The New World Order: what’s it about?

The Holekhor | Locations used

In case you hadn’t yet gathered, New World Order is an alternate history. There tend to be two types of this, both exemplified by the works of prolific alternate historian Harry Turtledove.

In one, history just happens differently. The South wins the Civil War. Germany wins WW2. Alexander the Great doesn’t die. Why? Because.

Even Winston Churchill wrote fiction in this vein. If you know your subject, it can be an interesting little exercise in “what if?”: taking one very key historical event and seeing how things would be different. Mr Turtledove has written, amongst other things, a series of novels in which first of all the South wins the Civil War. Later novels then extrapolate forward into the alternative late nineteenth and twentieth centuries, culminating in a Great War that is fought in North America rather than Europe.

It all starts when the South wins, which it does for no other reason than it does. And no doubt it’s all very clever, but it’s not really very science fictional because it didn’t happen.

The other type is where history goes drastically wrong. Some major intervention happens. Again Mr Turtledove can provide examples, with his Worldwar: In the Balance series (aliens invade Earth during WW2) or, more particularly and my favourite, Guns of the South. Here the South wins the Civil War (again) because time travelling South African nazis from the future go back and supply Robert E. Lee’s army with Kalashnikovs.

(There is a half-way house between the two: a simple historical event happens differently, but the outcome is so way-out that you get the feeling things would have been drastically different anyway. Examples: Keith Roberts’ Pavane [Armada invades Britain] and Harry Harrison’s A Transatlantic Tunnel, Hurrah! [US loses its War of Independence; in the twentieth century we have coal-powered aircraft and, yes, a transatlantic tunnel.])

New World Order is squarely the second kind of alternate history. The fact that it’s set during England’s Civil War, where the balance is upset by superior weaponry from a mysterious people called the Holekhor, is a deliberate tribute to Turtledove. Guns of the South is an excellent novel. Turtledove’s affection for Lee as a character shines through, and he is so well written that I was led to do some finding out about Lee myself. He was a remarkable man.
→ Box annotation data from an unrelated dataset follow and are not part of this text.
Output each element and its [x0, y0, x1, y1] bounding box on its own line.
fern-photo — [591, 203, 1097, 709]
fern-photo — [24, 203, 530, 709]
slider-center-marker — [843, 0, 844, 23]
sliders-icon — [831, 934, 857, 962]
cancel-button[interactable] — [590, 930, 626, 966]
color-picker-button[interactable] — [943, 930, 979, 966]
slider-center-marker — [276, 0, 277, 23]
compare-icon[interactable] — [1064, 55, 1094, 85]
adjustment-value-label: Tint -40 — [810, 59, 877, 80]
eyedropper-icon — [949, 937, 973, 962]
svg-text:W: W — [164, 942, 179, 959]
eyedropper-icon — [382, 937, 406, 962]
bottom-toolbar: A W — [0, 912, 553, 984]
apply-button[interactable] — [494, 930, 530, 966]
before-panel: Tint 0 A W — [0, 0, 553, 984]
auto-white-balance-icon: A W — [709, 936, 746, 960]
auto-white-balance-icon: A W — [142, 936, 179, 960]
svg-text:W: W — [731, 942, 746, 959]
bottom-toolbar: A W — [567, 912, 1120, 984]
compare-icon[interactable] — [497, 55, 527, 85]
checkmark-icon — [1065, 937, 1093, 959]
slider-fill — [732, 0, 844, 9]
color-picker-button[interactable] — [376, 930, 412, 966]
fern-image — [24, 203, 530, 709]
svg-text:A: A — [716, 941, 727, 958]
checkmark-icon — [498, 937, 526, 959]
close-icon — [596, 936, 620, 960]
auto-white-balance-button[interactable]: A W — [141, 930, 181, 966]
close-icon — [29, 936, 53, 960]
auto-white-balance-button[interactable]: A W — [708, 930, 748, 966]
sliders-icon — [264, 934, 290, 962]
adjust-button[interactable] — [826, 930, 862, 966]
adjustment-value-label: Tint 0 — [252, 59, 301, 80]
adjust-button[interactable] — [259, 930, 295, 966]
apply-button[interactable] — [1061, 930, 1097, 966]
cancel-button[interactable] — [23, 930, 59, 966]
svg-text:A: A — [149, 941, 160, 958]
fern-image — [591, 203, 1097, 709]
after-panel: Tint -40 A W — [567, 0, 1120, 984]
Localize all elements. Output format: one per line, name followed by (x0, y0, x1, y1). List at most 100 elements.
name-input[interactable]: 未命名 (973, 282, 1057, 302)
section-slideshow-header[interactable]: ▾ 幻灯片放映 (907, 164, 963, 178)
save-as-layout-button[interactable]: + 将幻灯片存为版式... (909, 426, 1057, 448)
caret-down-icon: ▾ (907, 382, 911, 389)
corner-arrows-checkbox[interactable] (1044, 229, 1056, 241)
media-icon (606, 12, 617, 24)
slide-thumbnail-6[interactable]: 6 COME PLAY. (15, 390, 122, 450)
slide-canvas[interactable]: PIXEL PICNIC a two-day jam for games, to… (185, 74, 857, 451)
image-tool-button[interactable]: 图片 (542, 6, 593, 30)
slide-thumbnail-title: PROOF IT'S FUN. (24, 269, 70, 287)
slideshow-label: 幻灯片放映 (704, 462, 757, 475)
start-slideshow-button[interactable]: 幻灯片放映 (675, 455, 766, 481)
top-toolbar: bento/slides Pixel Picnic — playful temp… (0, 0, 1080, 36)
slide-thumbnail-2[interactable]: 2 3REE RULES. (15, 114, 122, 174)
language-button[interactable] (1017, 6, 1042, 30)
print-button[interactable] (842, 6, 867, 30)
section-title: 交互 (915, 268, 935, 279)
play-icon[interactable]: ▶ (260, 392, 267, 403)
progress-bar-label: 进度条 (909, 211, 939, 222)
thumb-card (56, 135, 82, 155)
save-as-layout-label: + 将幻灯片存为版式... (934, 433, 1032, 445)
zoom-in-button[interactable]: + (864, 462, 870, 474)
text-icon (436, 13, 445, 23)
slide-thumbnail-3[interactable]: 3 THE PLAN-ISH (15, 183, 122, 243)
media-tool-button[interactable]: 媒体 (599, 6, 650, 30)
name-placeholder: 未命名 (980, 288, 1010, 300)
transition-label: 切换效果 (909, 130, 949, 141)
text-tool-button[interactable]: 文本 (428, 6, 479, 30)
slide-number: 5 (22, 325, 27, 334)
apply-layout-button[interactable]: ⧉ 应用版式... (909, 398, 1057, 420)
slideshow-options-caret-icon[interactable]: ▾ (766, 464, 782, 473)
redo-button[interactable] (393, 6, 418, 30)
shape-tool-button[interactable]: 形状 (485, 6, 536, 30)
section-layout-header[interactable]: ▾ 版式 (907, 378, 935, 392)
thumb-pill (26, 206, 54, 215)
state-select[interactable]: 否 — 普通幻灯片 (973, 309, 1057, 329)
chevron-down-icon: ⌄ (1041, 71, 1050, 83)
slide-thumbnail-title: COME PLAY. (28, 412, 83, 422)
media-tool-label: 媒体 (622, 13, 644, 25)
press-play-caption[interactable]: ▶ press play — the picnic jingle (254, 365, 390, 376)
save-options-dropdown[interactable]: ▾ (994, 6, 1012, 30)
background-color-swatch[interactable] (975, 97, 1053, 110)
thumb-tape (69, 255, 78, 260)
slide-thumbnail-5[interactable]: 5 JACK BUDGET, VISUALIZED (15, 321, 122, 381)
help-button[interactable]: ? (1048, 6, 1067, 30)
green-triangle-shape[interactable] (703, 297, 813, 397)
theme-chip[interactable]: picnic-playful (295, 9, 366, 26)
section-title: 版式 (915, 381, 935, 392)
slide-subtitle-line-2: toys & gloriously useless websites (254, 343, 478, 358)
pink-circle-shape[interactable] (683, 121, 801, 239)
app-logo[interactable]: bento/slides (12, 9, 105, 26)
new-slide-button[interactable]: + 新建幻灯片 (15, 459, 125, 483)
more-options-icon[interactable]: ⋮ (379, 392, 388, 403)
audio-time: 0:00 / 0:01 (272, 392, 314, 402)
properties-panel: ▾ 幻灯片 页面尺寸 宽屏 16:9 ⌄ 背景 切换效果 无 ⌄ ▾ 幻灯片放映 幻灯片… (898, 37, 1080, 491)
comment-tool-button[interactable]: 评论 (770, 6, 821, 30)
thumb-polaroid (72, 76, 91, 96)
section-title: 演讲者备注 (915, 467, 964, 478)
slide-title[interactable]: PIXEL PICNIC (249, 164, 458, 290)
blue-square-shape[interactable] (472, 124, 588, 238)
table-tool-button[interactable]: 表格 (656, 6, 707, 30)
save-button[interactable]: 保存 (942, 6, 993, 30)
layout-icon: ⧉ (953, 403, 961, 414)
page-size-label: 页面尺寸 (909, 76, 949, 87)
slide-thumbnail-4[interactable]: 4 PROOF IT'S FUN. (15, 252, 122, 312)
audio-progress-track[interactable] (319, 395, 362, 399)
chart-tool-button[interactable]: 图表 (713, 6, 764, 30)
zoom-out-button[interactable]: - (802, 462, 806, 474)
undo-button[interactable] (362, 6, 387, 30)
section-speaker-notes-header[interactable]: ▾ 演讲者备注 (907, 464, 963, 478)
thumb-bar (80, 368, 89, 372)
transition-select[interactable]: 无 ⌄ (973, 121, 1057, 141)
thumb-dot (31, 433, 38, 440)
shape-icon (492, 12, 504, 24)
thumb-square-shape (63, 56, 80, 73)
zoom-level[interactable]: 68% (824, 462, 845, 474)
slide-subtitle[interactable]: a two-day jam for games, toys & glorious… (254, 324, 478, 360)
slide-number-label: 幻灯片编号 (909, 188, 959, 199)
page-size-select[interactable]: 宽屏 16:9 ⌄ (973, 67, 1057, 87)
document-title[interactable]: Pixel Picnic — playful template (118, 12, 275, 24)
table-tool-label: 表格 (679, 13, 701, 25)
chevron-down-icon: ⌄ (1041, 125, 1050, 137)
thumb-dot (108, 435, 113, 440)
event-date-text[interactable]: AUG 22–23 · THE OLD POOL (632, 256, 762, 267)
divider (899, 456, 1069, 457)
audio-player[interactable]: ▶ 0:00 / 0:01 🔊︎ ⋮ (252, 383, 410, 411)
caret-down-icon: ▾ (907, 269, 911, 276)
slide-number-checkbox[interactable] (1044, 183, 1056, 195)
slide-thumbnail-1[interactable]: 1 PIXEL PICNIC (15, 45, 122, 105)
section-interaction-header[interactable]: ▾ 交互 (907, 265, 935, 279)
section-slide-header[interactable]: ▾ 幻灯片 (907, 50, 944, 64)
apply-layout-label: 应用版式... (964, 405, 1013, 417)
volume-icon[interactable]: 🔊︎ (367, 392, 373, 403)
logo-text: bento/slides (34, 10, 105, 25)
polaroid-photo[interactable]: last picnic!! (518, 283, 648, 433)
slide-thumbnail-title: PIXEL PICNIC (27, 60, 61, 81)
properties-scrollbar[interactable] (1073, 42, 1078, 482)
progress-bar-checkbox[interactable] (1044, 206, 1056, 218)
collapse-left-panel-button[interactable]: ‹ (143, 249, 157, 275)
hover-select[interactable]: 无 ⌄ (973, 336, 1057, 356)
And, as a story, there is much more to it than the South just winning. Lee becomes President of the Confederate States and has to deal with the Nazis, still a very real presence in the land. Their simplistic ideas about the motivations of the Civil War — keep the blacks in their place — are quite at odds with Lee’s much more in-depth awareness. Likewise, in New World Order, it’s not just a question of who wins the war. The original tensions that led to the war in the first place are still there, and the Holekhor have their own agenda.

But, let me stress that New World Order is not Guns of the South rewrote. The issues, the characters and the action are all very different. Nor are the Holekhors aliens. Or time travellers.